As I grew older, more sure of my footing, Gothel let me out of the tower sometimes. She never played with me, and I eventually learned not to ask her to play Seeking with me. I drew pictures on the wooden floor of the common room with charcoal from the fireplace, pictures of her and me, but didn’t show them to her. She wouldn’t have been interested. All Gothel was interested in, I learned, was magic and herbs. And, sometimes, me.

Sometimes she would leave the tower, out of a small door on the ground level, and we would play Seeking! If she left to gather herbs overnight it was frightening. But she didn’t. Instead, when she left the tower I would close my eyes and count to the highest number I could think of, while she sneaked back into the tower and hid somewhere. She was a good hider! I would search and search the tower, in every room, behind every piece of furniture, and still I wouldn’t be able to find her. Sometimes I would get hungry and go nibble on bread and cheese she left out in the kitchen. Then I would go to sleep, and the next morning I would keep seeking her. I could never find her. When I got so tired of seeking her that I gave up, she would show up. She usually came through the door again, acting all tired and worn out, as though she had been on an overnight journey instead of hiding somewhere in the tower and playing with me.

“I found you!” I would say, grinning and rushing to embrace her legs.

She would often smile at my enthusiasm, pat my back, and try to tell me that she hadn’t been hiding, that she wasn’t playing Seeking with me, but I just knew she was trying to trick me so next time I wouldn’t seek so hard and she could win.

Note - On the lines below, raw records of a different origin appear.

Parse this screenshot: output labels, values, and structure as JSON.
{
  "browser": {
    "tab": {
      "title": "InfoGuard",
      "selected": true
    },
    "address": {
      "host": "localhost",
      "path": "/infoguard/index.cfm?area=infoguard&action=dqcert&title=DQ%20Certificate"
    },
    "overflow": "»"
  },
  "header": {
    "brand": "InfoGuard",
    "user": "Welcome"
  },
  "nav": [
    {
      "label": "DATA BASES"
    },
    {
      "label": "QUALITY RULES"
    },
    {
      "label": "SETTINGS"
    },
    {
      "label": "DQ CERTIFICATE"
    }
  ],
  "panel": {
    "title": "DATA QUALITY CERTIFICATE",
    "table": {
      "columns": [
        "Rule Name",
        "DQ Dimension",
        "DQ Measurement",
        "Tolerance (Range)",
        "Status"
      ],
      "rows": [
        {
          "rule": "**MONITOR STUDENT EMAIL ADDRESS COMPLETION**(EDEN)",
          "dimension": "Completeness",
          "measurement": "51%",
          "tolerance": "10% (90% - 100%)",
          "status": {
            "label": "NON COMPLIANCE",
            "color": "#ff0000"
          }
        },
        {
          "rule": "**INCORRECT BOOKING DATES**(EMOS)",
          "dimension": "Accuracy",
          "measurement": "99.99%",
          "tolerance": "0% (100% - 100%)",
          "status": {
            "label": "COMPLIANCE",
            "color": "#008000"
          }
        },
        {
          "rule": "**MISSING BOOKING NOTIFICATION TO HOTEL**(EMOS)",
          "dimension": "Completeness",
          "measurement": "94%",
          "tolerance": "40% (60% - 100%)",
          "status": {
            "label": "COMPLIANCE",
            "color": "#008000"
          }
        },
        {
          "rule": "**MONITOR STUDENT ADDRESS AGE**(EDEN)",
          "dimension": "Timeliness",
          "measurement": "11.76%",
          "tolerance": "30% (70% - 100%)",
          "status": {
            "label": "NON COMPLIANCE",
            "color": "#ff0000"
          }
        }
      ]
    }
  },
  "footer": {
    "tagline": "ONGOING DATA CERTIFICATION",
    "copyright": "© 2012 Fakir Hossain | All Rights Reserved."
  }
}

So I never listened when she said those things. Gothel usually returned with a basketful of flowers, roots, herbs, and every once and a while a book. I was in awe of her books. In them contained beautiful, sometimes illuminated, drawings of all sorts of plants and even insects.

For all her intent upon gardening, mixing herbs, and studying old books, she never left me, as a young child, unattended if she were at the tower. She never hugged me, not past my infancy, but every once and a while she would smile at me. They were real smiles, rare and dazzling, like the rays of the sun. She would usually flash them if I said something witty or childlike. I craved her affection, and would do whatever it took to glean a smile from her red lips.

For Gothel’s middling age, she was an attractive woman. Her hip-length black hair was usually tucked into a loose bun at the nape of her neck, particularly when she gardened around the base of the tower. She was tall and willowy and had an excellent figure. Her skin, however smooth, had brown age spots splattered across it, as though she were much older than the rest of her told. Her eyes were the clearest gray I had ever seen, and her eyebrows arched haughtily above them. Gothel dressed in simple colors of brown, grey, and undyed cloth, but I knew she valued beauty. Why else would the tower be decorated with the most beautiful pieces of furniture, wall trappings, and plush carpets?